Stephen Caleb is now our willing accomplice in perpetuating the Santa myth. Some of you might recall my last year’s Wall Street Journal piece arguing that there’s something to be said for encouraging, for a time, your child’s belief in the magical. But there’s also a point at which a kid is no longer going to believe in Santa Claus, and for Caleb that time was a few weeks ago.

I told him that material proof should never be the only reason we believe in something, nor should its absence be a reason for disbelief. This, you might recall, was part of my reason for going along with the Santa legend in the first place. We don’t want our children to be little reason-oriented materialists, after all. I told Caleb that Saint Nicholas is certainly real, but that Santa Claus was something made up, for children (and parents) to enjoy.

He likes being in on the secret. We have a little elf in our house who is supposed to be Santa’s helper, reporting back on a regular basis about the behavior of certain children. Caleb has taken on the task of secretly moving the elf about, so that he is in a different place every morning. He has resolutely vowed not to be one of those rotten older kids who goes about spoiling the Santa myth for all the little ones. I can’t stand it when kids do that.
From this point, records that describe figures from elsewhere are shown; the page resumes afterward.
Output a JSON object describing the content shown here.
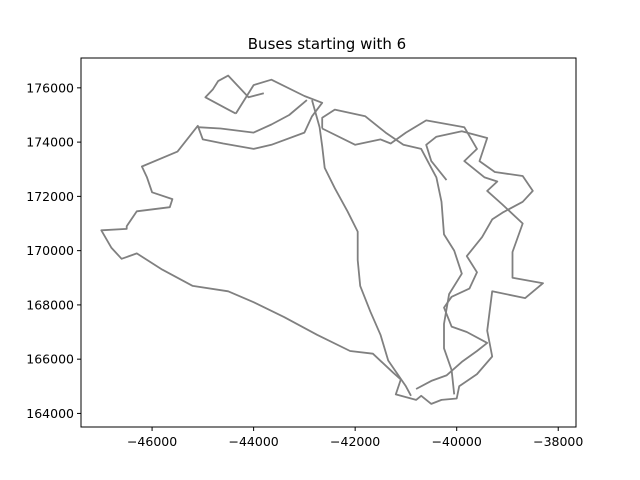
{
  "chart_data": {
    "type": "line",
    "title": "Buses starting with 6",
    "xlabel": "",
    "ylabel": "",
    "xlim": [
      -47400,
      -37650
    ],
    "ylim": [
      163500,
      177100
    ],
    "xticks": [
      -46000,
      -44000,
      -42000,
      -40000,
      -38000
    ],
    "xtick_labels": [
      "−46000",
      "−44000",
      "−42000",
      "−40000",
      "−38000"
    ],
    "yticks": [
      164000,
      166000,
      168000,
      170000,
      172000,
      174000,
      176000
    ],
    "ytick_labels": [
      "164000",
      "166000",
      "168000",
      "170000",
      "172000",
      "174000",
      "176000"
    ],
    "grid": false,
    "line_color": "#808080",
    "series": [
      {
        "points": [
          [
            -42850,
            175550
          ],
          [
            -42700,
            174550
          ],
          [
            -42650,
            173850
          ],
          [
            -42600,
            173050
          ],
          [
            -42400,
            172300
          ],
          [
            -42150,
            171450
          ],
          [
            -41950,
            170700
          ],
          [
            -41950,
            169650
          ],
          [
            -41900,
            168700
          ],
          [
            -41700,
            167750
          ],
          [
            -41500,
            166900
          ],
          [
            -41350,
            165950
          ],
          [
            -41000,
            165000
          ],
          [
            -40900,
            164650
          ]
        ]
      },
      {
        "points": [
          [
            -42650,
            174500
          ],
          [
            -42650,
            174900
          ],
          [
            -42400,
            175200
          ],
          [
            -41800,
            174950
          ],
          [
            -41400,
            174350
          ],
          [
            -41050,
            173900
          ],
          [
            -40700,
            173750
          ],
          [
            -40500,
            173050
          ],
          [
            -40400,
            172700
          ],
          [
            -40300,
            171800
          ],
          [
            -40250,
            170600
          ],
          [
            -40050,
            170000
          ],
          [
            -39900,
            169150
          ],
          [
            -40150,
            168400
          ],
          [
            -40250,
            167300
          ],
          [
            -40250,
            166400
          ],
          [
            -40100,
            165600
          ],
          [
            -40050,
            164700
          ]
        ]
      },
      {
        "points": [
          [
            -44350,
            175050
          ],
          [
            -44000,
            176100
          ],
          [
            -43650,
            176300
          ],
          [
            -43000,
            175700
          ],
          [
            -42650,
            175450
          ],
          [
            -42850,
            174950
          ],
          [
            -43000,
            174350
          ],
          [
            -43650,
            173900
          ],
          [
            -44000,
            173750
          ],
          [
            -44600,
            173950
          ],
          [
            -45000,
            174100
          ],
          [
            -45100,
            174600
          ],
          [
            -45500,
            173650
          ],
          [
            -46200,
            173100
          ],
          [
            -46100,
            172700
          ],
          [
            -46000,
            172150
          ],
          [
            -45600,
            171900
          ],
          [
            -45650,
            171600
          ],
          [
            -46300,
            171450
          ],
          [
            -46500,
            170900
          ],
          [
            -46500,
            170800
          ],
          [
            -47000,
            170750
          ],
          [
            -46800,
            170100
          ],
          [
            -46600,
            169700
          ],
          [
            -46300,
            169900
          ],
          [
            -45800,
            169300
          ],
          [
            -45200,
            168700
          ],
          [
            -44500,
            168500
          ],
          [
            -44000,
            168100
          ],
          [
            -43400,
            167550
          ],
          [
            -42750,
            166900
          ],
          [
            -42100,
            166300
          ],
          [
            -41650,
            166200
          ],
          [
            -41250,
            165500
          ],
          [
            -41100,
            165250
          ],
          [
            -41200,
            164700
          ],
          [
            -40800,
            164500
          ],
          [
            -40700,
            164650
          ],
          [
            -40500,
            164350
          ],
          [
            -40300,
            164500
          ],
          [
            -40000,
            164550
          ],
          [
            -39950,
            165000
          ],
          [
            -39600,
            165450
          ],
          [
            -39300,
            166100
          ],
          [
            -39400,
            167050
          ],
          [
            -39300,
            168500
          ],
          [
            -38650,
            168250
          ],
          [
            -38300,
            168800
          ],
          [
            -38900,
            169000
          ],
          [
            -38900,
            169950
          ],
          [
            -38700,
            171000
          ],
          [
            -39100,
            171700
          ],
          [
            -39400,
            172200
          ],
          [
            -39200,
            172550
          ],
          [
            -39450,
            172700
          ],
          [
            -39850,
            173300
          ],
          [
            -39600,
            173750
          ],
          [
            -39850,
            174550
          ],
          [
            -40600,
            174800
          ],
          [
            -41000,
            174350
          ],
          [
            -41300,
            173950
          ],
          [
            -41500,
            174100
          ],
          [
            -42000,
            173900
          ],
          [
            -42650,
            174500
          ]
        ]
      },
      {
        "points": [
          [
            -45100,
            174550
          ],
          [
            -44650,
            174500
          ],
          [
            -44000,
            174350
          ],
          [
            -43650,
            174650
          ],
          [
            -43300,
            175000
          ],
          [
            -42950,
            175550
          ]
        ]
      },
      {
        "points": [
          [
            -43800,
            175800
          ],
          [
            -44100,
            175650
          ],
          [
            -44300,
            176050
          ],
          [
            -44500,
            176450
          ],
          [
            -44700,
            176250
          ],
          [
            -44800,
            175950
          ],
          [
            -44950,
            175650
          ],
          [
            -44500,
            175200
          ],
          [
            -44350,
            175050
          ]
        ]
      },
      {
        "points": [
          [
            -40800,
            164900
          ],
          [
            -40500,
            165200
          ],
          [
            -40200,
            165400
          ],
          [
            -39900,
            165900
          ],
          [
            -39600,
            166300
          ],
          [
            -39400,
            166600
          ],
          [
            -39800,
            167000
          ],
          [
            -40100,
            167200
          ],
          [
            -40250,
            167900
          ],
          [
            -40100,
            168300
          ],
          [
            -39750,
            168600
          ],
          [
            -39600,
            169200
          ],
          [
            -39800,
            169800
          ],
          [
            -39500,
            170500
          ],
          [
            -39300,
            171150
          ],
          [
            -39100,
            171400
          ],
          [
            -38700,
            171800
          ],
          [
            -38500,
            172200
          ],
          [
            -38700,
            172750
          ],
          [
            -39250,
            172900
          ],
          [
            -39550,
            173300
          ],
          [
            -39400,
            174150
          ],
          [
            -39900,
            174400
          ],
          [
            -40400,
            174200
          ],
          [
            -40600,
            173900
          ],
          [
            -40500,
            173300
          ],
          [
            -40200,
            172600
          ]
        ]
      }
    ]
  }
}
They are the same ones who go about dispensing clinical sexual knowledge before it’s needed, and who mostly go on to become accountants and IRS agents and gossiping busybodies.

Speaking of St. Nicholas, I recently learned that he jack-slapped the heretic Arius, at the Council of Nicea. He got in some trouble for this, but divine intervention saved him. It seems that the Lord was absolutely fine with Arius getting jack-slapped. Take that, divinity-of-Christ deniers. And to everyone else, Merry Christmas.